¿QUIÉN ES JOHN R. CONNOR?

 


Conocí a John R. Connor en el verano de 2015. Manejaba un carrito de supermercado lleno de cartones por las calles de Manhattan. Iba dando gritos por la acera, declarando ante el mundo que era el hijo de Odín. Me arrolló. Le dije que anduviera con más cuidado, que podía hacerle daño a alguna vieja o a un crío despistado. Sus ojos oscuros oteaban el cielo blanco. Abrió una mano y me pidió un dólar, o dos. Se los di. Entonces rebuscó entre los cartones y sacó una carpeta abultada, deforme y de un azul descolorido. “King of the World”, se leía en el lomo, con trazo grueso de rotulador negro. Eran cientos de páginas sueltas escritas a bolígrafo, letrujas apretadas y ansiosas sin puntos ni comas. Le di las gracias y se la devolví sonriendo, no, no es necesario, le dije, pero él insistió, el muy digno hijo de Odín, plantando de nuevo el cartapacio ante mis narices, con gesto exigente, sin apartar la mirada de un punto lejano situado más allá del Empire State. Mucho más allá. Puede que en Sirio o Aldebarán.

Quise invitarle a un café. Le pregunté si tenía hambre. Aceptó. Nos acercamos a un puesto callejero, en un cruce de la calle 43. Justo debajo de la torre del Bank of America. “El rey del sabor”, anunciaba un letrero.
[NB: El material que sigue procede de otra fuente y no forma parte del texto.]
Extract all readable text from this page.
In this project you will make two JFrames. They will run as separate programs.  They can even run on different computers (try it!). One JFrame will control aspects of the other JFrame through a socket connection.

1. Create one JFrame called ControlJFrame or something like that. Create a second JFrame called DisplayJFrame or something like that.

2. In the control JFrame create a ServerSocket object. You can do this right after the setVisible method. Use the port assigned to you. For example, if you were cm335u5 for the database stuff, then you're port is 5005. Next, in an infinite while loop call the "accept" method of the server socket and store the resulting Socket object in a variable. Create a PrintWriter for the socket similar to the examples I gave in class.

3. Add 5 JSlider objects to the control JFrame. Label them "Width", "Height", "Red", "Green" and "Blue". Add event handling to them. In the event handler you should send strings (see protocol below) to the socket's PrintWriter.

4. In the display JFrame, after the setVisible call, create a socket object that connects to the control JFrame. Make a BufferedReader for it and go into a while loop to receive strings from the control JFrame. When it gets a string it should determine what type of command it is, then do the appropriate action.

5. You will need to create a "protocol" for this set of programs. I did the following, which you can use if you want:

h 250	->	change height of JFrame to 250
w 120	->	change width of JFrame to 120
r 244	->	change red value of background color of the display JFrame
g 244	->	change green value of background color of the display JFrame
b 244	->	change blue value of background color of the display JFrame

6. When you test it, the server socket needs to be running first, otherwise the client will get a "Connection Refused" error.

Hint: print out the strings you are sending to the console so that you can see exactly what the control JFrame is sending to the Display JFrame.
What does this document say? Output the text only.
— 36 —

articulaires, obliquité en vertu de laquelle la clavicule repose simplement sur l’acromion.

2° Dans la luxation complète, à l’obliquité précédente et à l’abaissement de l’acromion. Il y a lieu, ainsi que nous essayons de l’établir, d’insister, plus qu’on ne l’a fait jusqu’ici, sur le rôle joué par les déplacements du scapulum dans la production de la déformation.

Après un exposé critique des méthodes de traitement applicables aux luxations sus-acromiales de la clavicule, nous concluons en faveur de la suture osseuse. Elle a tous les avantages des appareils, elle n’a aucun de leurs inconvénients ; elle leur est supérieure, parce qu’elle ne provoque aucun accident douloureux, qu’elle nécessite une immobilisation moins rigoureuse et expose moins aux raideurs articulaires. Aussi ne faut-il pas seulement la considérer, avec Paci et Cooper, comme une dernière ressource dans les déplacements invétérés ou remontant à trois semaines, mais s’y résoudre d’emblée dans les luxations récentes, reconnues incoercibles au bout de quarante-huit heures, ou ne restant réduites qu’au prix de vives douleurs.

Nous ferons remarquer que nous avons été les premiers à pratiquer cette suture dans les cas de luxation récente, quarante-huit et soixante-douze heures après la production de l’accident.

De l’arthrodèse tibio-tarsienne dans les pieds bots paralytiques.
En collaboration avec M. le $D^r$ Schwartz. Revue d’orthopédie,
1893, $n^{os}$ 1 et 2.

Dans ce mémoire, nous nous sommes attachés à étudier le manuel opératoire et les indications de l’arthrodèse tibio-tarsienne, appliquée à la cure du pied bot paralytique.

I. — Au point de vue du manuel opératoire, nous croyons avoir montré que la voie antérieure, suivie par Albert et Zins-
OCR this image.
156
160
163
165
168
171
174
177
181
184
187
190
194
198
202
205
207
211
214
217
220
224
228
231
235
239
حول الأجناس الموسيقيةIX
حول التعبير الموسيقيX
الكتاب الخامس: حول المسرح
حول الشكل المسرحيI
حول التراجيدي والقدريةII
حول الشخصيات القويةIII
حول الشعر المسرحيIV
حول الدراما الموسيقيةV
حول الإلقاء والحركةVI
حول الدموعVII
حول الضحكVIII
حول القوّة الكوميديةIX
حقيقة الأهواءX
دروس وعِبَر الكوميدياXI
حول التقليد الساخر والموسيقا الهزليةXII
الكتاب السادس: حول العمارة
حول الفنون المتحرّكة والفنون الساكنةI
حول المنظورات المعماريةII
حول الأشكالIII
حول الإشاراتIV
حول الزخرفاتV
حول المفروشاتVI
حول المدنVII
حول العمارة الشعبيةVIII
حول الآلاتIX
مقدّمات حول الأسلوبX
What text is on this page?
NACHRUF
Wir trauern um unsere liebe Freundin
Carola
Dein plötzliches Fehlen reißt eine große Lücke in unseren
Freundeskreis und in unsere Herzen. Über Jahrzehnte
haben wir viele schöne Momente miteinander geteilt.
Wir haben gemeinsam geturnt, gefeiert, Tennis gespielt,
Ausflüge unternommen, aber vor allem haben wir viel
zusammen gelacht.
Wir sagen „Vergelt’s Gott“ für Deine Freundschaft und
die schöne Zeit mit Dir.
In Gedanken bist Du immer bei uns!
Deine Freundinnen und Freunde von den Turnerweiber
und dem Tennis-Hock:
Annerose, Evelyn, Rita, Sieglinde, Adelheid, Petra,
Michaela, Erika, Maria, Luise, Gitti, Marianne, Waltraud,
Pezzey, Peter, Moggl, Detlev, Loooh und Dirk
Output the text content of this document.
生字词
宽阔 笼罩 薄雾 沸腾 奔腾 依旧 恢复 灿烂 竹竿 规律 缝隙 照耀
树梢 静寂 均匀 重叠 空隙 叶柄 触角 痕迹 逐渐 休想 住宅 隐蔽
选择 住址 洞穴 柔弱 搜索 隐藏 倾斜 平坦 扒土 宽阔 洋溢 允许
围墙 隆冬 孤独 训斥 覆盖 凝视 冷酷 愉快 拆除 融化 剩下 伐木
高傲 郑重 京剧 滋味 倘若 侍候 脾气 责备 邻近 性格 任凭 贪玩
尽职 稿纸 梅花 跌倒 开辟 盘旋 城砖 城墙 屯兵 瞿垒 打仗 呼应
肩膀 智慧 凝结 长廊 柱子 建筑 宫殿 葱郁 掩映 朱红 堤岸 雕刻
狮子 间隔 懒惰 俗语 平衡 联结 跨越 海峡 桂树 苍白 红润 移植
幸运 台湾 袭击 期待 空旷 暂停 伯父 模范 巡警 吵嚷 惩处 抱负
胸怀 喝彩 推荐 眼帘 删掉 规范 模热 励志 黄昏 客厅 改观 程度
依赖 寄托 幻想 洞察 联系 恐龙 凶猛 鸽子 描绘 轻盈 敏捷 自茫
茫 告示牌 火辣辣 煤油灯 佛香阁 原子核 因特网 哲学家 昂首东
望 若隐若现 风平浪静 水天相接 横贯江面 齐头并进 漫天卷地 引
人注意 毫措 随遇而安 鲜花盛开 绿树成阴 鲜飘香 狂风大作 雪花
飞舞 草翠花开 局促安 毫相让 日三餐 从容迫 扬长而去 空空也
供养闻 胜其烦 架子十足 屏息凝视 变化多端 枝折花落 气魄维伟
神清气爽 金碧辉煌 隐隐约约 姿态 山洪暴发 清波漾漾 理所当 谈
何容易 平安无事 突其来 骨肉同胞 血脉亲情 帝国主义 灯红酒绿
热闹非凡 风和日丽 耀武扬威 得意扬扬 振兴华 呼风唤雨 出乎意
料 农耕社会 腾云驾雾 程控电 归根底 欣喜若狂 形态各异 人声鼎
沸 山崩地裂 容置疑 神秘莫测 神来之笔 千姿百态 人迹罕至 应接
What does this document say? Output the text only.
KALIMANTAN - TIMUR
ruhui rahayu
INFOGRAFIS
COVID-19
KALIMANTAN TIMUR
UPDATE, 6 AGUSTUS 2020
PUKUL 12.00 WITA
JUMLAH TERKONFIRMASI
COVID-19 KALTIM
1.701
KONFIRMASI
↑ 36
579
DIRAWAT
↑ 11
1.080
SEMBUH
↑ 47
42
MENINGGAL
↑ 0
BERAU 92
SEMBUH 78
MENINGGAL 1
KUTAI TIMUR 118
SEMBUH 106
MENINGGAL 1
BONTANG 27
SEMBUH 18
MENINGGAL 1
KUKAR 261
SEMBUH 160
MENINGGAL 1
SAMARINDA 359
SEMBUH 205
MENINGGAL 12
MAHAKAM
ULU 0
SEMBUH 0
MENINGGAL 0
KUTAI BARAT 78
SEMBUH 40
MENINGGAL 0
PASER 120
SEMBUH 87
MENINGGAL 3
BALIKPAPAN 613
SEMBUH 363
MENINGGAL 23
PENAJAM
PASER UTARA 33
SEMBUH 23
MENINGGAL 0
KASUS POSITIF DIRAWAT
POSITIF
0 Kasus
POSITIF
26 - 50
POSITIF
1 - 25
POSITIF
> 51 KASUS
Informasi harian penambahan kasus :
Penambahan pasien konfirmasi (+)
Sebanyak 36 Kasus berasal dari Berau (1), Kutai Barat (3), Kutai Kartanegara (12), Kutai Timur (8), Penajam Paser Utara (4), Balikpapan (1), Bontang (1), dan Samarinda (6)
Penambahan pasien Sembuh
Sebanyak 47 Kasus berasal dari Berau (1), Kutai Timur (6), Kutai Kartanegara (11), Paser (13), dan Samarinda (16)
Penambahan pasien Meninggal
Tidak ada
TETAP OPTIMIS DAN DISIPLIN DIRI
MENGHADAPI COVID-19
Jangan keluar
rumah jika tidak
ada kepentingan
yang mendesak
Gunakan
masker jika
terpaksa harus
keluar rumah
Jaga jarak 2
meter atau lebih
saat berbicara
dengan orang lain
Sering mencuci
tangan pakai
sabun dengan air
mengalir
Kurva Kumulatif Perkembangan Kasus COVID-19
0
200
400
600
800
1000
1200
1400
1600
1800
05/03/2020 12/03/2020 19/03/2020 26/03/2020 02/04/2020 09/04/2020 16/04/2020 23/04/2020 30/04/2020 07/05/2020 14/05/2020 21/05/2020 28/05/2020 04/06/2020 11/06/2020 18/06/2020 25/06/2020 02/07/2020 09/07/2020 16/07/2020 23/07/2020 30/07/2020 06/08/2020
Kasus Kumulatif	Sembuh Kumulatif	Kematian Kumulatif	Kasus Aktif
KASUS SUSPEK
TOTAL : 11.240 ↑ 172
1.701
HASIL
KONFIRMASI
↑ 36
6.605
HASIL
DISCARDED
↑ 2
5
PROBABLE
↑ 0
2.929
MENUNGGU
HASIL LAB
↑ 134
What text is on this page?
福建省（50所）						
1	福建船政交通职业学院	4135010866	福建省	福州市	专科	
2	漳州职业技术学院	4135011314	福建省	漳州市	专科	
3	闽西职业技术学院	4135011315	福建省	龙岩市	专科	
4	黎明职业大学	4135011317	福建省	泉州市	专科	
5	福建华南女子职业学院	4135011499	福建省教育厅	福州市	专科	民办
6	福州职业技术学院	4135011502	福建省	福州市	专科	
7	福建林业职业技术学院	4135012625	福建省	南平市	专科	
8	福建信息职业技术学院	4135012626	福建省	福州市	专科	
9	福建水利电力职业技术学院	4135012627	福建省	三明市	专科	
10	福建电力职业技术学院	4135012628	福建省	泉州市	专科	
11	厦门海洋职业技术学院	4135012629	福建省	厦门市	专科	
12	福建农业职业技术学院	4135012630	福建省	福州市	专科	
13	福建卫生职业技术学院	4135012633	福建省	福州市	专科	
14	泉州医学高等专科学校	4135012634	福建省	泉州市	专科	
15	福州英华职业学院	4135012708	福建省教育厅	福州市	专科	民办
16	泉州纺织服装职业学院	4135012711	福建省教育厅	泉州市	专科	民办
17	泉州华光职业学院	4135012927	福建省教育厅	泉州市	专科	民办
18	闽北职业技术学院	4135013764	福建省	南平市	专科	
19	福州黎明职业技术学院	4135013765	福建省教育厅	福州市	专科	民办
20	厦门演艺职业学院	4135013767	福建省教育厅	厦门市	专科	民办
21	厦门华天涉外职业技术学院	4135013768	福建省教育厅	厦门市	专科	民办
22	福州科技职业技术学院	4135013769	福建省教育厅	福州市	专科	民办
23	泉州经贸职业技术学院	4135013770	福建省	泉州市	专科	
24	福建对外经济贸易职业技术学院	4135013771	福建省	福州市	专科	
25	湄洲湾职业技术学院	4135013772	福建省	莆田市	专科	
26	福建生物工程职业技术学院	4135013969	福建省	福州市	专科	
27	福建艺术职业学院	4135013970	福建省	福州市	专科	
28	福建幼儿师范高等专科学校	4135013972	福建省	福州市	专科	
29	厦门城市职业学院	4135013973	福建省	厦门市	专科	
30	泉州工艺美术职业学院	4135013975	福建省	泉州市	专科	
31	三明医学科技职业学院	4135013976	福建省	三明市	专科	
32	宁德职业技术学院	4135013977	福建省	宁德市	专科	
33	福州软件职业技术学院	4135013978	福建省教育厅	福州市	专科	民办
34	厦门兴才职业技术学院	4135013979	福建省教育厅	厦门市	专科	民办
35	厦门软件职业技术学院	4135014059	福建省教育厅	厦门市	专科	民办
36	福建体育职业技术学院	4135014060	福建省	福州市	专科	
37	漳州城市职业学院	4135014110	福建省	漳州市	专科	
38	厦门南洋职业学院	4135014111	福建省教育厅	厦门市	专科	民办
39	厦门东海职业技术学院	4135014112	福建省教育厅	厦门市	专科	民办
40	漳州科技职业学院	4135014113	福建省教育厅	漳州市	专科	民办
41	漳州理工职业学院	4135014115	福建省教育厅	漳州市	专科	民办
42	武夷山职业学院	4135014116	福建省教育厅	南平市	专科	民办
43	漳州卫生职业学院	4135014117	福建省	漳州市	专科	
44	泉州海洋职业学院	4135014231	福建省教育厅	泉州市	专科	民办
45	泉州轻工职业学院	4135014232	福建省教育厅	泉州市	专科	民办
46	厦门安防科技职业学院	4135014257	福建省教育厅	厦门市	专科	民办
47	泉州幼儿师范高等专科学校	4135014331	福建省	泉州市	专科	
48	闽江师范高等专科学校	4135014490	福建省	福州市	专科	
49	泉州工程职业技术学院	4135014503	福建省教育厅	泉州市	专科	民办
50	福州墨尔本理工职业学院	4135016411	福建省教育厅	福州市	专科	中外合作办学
Pedí unas chalupas poblanas y también unos burritos de carne picada y frijoles. Y un par de Coronas. Le pregunté si era Basldseg, o Froger, o acaso Skjöld. Dijo que en realidad se llamaba John Reginald Connor, pero que lo de Reginald no le gustaba nada. Y que había nacido en Atenas, una pequeña ciudad del condado de Clarke, al norte de Georgia. Tendría los treinta y tantos, aunque su rostro decía que algo más. Bastante más. Nos despedimos pronto. Regresé a mi hotel y me sumergí en la lectura del manuscrito. Unas pocas páginas me convencieron de que se trataba de una epopeya tan absurda, canallesca y delirante que quizá valdría la pena revisarla, corregirla en algunos detalles y traducirla al castellano.

Cuando regresé a Valencia se lo entregué a mi anciana suegra. Ella apenas sabe nada de inglés, y menos aún de esa variante bárbara que se habla en el sur del imperio americano. Pero tenía en casa un diccionario de bolsillo y, además, se aburría bastante, así que aceptó el encargo. Estoy seguro de que se inventó gran parte de la historia, por no decir casi toda. Pero no quise discutir, de modo que envié la epopeya magnética y psicótica, tal como me la entregó la señora madre de mi esposa, a unas cuantas editoriales. También hice copias para los amigos. Su reacción, en general, fue bastante discreta. Algunos fueron incapaces de leer más allá de las quince primeras páginas. Otros, más empecinados, siguieron hasta la mitad, o incluso hasta el final, y en su fuero interno me maldecían y luego me recomendaban que me dejara de cuentos, que “esa cosa” no había quien la entendiera, que mejor la tirara a la basura, porque, vamos a ver, el tipo ese, Homer, ¿estaba loco? ¿Era esta una historia real o solo un vómito literario producido por una ingesta de setas? Yo alegaba que el engendro original era bastante ilegible, pero que mi suegra era una maravilla cosiendo retales y que si debía echarse la culpa de algo a alguien no era a mí, sino a ella, pero finalmente me decidí a registrar la novela a mi nombre, por si acaso caía la breva y ganaba algo, o al menos recuperaba los dos dólares que me costó.

(Fragmento del epílogo de El Rey del mundo. Ilustración: solapa interior de la novela, en proceso de publicación, Ediciones Matrioska, octubre de 2020).